Sudah dua hari, Bia terus mengabaikan pesan Dion. Pun mengabaikan kehadiran pria itu saat menjemput atau menunggunya di depan rumah atap Aretha, tempat yang kini menjadi rumah Bia.
Dion sungguh sudah seperti seorang pengangguran yang hanya memiliki jadwal untuk mengganggu Bia.
Ya Tuhan ... belum mulai bekerja, tetapi hati sudah dihantui rasa yang Bia sendiri pun sulit menggambarkannya.
"Ada apa?
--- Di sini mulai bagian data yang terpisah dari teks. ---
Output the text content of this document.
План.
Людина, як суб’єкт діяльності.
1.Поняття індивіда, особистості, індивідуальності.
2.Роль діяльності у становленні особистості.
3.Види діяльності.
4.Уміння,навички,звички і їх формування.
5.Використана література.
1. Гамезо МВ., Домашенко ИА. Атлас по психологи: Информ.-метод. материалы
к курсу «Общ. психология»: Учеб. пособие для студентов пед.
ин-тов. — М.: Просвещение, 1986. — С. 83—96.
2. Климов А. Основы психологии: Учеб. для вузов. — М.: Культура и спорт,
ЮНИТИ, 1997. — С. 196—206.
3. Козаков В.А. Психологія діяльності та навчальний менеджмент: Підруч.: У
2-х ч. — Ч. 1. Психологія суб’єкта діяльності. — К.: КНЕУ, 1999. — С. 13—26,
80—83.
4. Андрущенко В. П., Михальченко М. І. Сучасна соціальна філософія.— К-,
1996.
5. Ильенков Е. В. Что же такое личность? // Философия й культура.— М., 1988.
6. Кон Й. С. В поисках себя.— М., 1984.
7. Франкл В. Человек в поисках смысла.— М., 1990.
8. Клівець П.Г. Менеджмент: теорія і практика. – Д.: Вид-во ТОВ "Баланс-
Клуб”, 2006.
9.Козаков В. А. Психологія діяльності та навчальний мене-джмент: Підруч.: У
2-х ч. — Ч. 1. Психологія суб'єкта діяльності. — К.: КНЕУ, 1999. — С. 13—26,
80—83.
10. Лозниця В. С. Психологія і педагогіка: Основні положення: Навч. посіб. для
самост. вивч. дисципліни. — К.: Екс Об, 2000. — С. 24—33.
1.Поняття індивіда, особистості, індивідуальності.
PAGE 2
Ada yang sudah membuatmu bosan pagi ini?"
Bia yang sedang duduk di kursi kantin langsung menolehkan kepala ke belakang.
"Ah ... Hei, Vi!" sapa riang Bia pada Vian. Pria itu membawa satu gelas minuman di tangan kanannya.
Bia mengira Dion yang berbicara. Praduga salah yang membuat jantungnya hampir ingin melompat. Bukan hanya itu saja, sesaat tadi emosinya meningkat cepat ingin diluapkan. Siapa yang tidak kesal? Sudah lama sekali Bia berusaha untuk melupakan perasaannya, tetapi Dion terus saja mengganggunya.
Vian terkekeh sambil menaruh minumannya ke meja.. Cukup lucu melihat ekspresi Bia yang terkejut tadi. "Boleh, aku duduk di sini?"
Bia langsung mengangguk pelan menyetujui permintaan partner kerjanya.
"Jadi, apa sebab bintang baru kita menghela napas sepanjang itu?" lanjut Vian bertanya, dua lesung pipi turut muncul di wajahnya.
Bia menyipitkan mata. Tidak disangka, melihat wajah tampan langsung memberikan ruang pada otaknya yang penuh dengan masalah hidup.
"Ini tidak adil," celetuk Bia dan kembali mendesah berat.
Vian yang baru menaruh lipatan tangannya ke atas meja, langsung mengerutkan kening. "Em ... apa yang tidak adil?" tanyanya tidak mengerti.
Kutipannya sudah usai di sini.